Simply put, this final recommendation puts more women at risk.

The evidence is clear -  early detection of breast cancer saves lives. Over 95 percent of women who receive an early diagnosis can see high rates of survival with treatment. That number drops to 30 percent when breast cancer is caught at later stages. 

USPSTF’s final recommendation is particularly troubling due to recent studies that show rising cancer rates for younger Americans under 50, particularly among women. Between 2010 and 2019, diagnoses among people aged 30 to 39 increased 19.4 percent, with breast cancer accounting for the highest number of cancer cases in younger people. The rate of late-stage breast cancer diagnoses in young women also has been climbing, with women under age  50  more likely to be diagnosed with aggressive cancers. 

It is important to remember that the goal of screening is to reduce breast cancer deaths. Annual mammograms for women at average risk are critical; without them, interval cancers that appear between screening mammograms can grow unchecked and quickly.  Brem Foundation Chief Medical Officer Dr. Rachel Brem states: “It is the responsibility of medical providers to save the most women possible. One of the chief ‘harms ' of mammography noted by the USPSTF is increased anxiety due to false positives, which is not life threatening. In contrast, a late stage breast cancer diagnosis can be devastating. The failure of USPSTF to recommend annual mammograms is also perplexing as other leading medical associations, such as ACOG, ACR and SBI, have long recommended annual screening.  To save more lives, the USPSTF must reverse course  and recommend annual mammography for average-risk women starting at age 40.” 
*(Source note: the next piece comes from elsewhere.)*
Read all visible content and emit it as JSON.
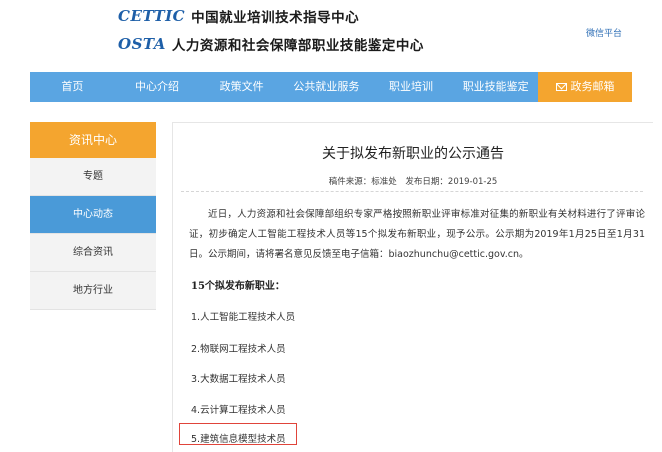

Brem Foundation refutes USPSTF’s conclusion that “the evidence is insufficient to determine the balance of benefits and harms of supplemental screening for breast cancer with breast ultrasound or MRI, regardless of breast density.” Breast density impacts 40% of women in the U.S. Multiple published studies have already demonstrated that both breast ultrasound and MRI, when combined with mammogram, can demonstrably increase cancer detection in women with dense breast tissue. Brem Foundation is deeply dismayed that the  USPSTF has ignored this data and issued an I (inconclusive) grade on the topic.

The final guidelines released today acknowledge that breast cancer can be deadly for Black women, yet USPSTF missed the opportunity to call for an earlier risk assessment for Black women and other ethnic groups who are at increased risk. In contrast, the American College of Radiology has recommended that high-risk groups such as Black women and Ashkenazi Jewish women get risk assessments by age 25 to determine whether mammography before age 40 is needed, which Brem Foundation strongly supports. 

In sum, while the proposed guidelines change the age to begin screening,  they completely miss the mark on several critical issues in early detection that could lead to better health outcomes. Brem CEO Clare Dougherty notes, “As women navigate the complexities of their breast health, they deserve every tool available to detect a potential cancer as early as possible. This includes clear and consistent guidelines on when to screen and how often. USPSTF can and should do better by women.”